Rafale Deal: Congress Fires Fresh Salvo at Modi Government
NEW DELHI: Congress today kept up its attack on the Narendra Modi government over the Rafale deal with France and questioned why the state-owned Hindustan Aeronautics Ltd was kept out of the agreement for the purchase of the fighter jets.
Targeting the NDA dispensation as it completes its first year in office, Congress leader and former Union Minister Anand Sharma said that as per the earlier arrangement, HAL was to manufacture 108 jets through transfer of technology from the French company.
"Then why was HAL kept out of the government-to-government agreement despite the fact that the state-owned company has assembly lines in view of its old collaboration with France on the Mirage deal?" Sharma asked at an AICC briefing.
Further looking to corner the ruling BJP, the senior Congress spokesman said he wanted to know which private sector firm had been brought in and whether it was in the national interest to keep HAL out of the deal.
"These questions will be raised and the government will have to respond," he said.
This was the second day running on which Congress raised questions over the fighter jet deal. During his visit to France last month, Modi had signed an agreement for buying 36 Rafale jets in fly-away condition at a cost of over USD 6 billion. Former UPA Defence Minister AK Antony had yesterday raised several questions over the deal as he wondered whether the Finance Ministry and Defence Acquisition Council were taken on board while clinching the agreement with France.
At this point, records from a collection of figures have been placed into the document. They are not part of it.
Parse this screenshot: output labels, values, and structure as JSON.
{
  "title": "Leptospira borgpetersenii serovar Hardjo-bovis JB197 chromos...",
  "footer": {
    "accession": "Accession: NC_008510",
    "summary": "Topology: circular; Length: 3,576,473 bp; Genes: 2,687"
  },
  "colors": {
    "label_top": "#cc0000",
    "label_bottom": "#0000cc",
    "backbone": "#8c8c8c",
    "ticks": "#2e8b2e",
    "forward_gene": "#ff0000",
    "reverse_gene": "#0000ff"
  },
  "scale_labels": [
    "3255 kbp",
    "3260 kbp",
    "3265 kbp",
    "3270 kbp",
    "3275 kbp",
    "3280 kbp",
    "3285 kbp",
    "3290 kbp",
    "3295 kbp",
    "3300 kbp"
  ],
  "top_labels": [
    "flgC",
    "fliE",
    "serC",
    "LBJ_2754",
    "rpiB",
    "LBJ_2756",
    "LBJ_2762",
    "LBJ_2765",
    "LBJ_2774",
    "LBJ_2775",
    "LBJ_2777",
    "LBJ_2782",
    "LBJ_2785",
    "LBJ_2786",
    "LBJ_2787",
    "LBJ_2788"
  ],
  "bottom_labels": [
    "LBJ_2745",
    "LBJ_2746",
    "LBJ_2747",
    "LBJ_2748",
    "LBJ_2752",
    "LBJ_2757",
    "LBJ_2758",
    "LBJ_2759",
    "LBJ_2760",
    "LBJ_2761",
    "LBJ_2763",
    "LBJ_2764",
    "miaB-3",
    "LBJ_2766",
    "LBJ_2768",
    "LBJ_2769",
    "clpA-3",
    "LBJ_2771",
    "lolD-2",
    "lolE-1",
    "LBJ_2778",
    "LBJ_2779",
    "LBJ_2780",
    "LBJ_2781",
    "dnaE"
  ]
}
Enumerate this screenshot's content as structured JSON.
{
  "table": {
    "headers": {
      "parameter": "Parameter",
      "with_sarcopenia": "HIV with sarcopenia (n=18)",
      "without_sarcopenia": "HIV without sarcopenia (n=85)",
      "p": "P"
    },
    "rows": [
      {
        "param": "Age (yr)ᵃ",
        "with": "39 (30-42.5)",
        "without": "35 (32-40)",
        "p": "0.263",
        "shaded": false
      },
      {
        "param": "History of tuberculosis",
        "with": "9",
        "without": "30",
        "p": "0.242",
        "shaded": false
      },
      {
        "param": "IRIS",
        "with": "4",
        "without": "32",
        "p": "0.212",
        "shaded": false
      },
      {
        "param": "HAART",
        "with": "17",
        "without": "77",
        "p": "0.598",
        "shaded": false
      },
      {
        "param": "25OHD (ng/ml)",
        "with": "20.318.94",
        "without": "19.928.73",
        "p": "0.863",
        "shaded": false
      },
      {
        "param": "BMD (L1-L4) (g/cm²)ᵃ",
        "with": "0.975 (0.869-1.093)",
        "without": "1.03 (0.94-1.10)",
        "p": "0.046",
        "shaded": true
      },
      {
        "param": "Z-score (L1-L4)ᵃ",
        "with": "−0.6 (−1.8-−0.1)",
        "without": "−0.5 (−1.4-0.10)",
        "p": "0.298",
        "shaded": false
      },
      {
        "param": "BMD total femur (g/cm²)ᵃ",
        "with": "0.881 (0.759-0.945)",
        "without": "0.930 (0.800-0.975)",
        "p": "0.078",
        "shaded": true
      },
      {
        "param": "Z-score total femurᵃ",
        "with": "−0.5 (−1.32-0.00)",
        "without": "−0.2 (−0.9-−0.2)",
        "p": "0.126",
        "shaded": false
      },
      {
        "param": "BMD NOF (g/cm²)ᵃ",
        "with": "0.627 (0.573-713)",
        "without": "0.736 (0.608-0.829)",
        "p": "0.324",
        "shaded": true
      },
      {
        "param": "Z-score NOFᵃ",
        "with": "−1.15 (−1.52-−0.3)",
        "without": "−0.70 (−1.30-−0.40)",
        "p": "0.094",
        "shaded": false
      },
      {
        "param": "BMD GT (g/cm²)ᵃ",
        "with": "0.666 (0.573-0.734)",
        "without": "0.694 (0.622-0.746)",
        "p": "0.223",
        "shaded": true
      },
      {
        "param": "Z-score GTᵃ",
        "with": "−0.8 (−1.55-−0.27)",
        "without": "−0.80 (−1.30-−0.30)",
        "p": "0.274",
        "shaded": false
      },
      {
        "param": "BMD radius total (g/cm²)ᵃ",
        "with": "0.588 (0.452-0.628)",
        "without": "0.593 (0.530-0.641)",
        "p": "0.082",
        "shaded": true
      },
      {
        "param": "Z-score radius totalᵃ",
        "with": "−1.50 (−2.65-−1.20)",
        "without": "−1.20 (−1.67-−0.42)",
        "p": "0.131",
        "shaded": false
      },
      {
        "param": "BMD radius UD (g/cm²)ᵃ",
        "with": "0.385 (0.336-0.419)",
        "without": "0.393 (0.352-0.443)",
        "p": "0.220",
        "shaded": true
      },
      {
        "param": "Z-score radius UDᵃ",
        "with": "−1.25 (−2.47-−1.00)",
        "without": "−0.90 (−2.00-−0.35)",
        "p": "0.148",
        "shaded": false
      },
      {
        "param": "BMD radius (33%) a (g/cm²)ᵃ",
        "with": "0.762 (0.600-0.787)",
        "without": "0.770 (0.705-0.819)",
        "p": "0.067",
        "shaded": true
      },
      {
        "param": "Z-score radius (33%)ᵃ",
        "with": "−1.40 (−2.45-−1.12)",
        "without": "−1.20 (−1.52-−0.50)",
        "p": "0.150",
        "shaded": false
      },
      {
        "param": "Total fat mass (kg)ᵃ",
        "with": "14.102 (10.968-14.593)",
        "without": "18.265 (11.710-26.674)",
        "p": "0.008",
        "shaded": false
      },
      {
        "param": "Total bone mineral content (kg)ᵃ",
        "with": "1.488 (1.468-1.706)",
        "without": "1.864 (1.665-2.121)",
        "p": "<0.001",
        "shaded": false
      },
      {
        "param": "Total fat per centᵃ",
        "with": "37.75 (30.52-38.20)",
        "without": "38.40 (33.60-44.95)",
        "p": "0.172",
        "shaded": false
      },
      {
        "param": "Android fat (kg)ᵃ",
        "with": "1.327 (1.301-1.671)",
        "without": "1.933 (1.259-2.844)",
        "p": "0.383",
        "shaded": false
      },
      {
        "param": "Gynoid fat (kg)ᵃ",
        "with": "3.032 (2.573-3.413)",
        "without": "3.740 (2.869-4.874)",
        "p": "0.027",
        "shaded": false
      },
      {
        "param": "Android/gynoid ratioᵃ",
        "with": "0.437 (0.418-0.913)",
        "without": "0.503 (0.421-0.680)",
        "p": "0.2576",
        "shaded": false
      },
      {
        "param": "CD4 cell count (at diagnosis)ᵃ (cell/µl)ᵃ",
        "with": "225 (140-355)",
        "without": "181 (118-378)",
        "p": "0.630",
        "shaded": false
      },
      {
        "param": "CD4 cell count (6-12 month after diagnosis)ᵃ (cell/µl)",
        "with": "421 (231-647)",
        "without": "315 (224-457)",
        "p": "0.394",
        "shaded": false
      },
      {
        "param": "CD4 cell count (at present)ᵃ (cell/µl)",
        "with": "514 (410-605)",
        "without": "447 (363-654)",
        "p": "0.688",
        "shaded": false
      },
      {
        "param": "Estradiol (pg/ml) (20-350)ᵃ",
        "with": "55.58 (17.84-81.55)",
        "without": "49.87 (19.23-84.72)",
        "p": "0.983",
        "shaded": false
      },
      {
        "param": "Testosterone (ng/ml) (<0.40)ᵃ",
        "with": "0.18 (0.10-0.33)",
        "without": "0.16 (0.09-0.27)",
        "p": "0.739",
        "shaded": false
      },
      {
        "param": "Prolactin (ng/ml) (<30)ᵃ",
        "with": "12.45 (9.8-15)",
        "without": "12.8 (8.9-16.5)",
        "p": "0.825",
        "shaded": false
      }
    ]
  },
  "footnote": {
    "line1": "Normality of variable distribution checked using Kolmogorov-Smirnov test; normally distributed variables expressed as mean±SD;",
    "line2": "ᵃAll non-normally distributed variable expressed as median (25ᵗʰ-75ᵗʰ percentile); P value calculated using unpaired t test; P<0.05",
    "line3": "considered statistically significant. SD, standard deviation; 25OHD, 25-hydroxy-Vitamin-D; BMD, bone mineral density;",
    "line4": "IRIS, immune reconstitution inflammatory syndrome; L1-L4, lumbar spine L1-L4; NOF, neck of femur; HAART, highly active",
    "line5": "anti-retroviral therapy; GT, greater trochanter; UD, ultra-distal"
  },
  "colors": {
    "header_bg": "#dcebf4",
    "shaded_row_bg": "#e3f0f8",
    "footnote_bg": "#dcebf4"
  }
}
He had also claimed that several opposition and some BJP leaders like Yashwant Sinha and Jaswant Singh had opposed the purchase of the fighter jets under the UPA regime after finding fault with it on different counts.
Antony had insisted that neither the Prime Minister nor the Defence Minister or the Armed Forces could procure any equipment bypassing the Defence Acquisition Council.
During his tenure as Defence Minister, Antony had said what was being sought to be achieved was acquisition of 18 aircraft in fly-away condition while the remaining 108 jets were to be manufactured through a technology transfer agreement by HAL.
However, the company was not ready to transfer technology under the agreement, Antony had said.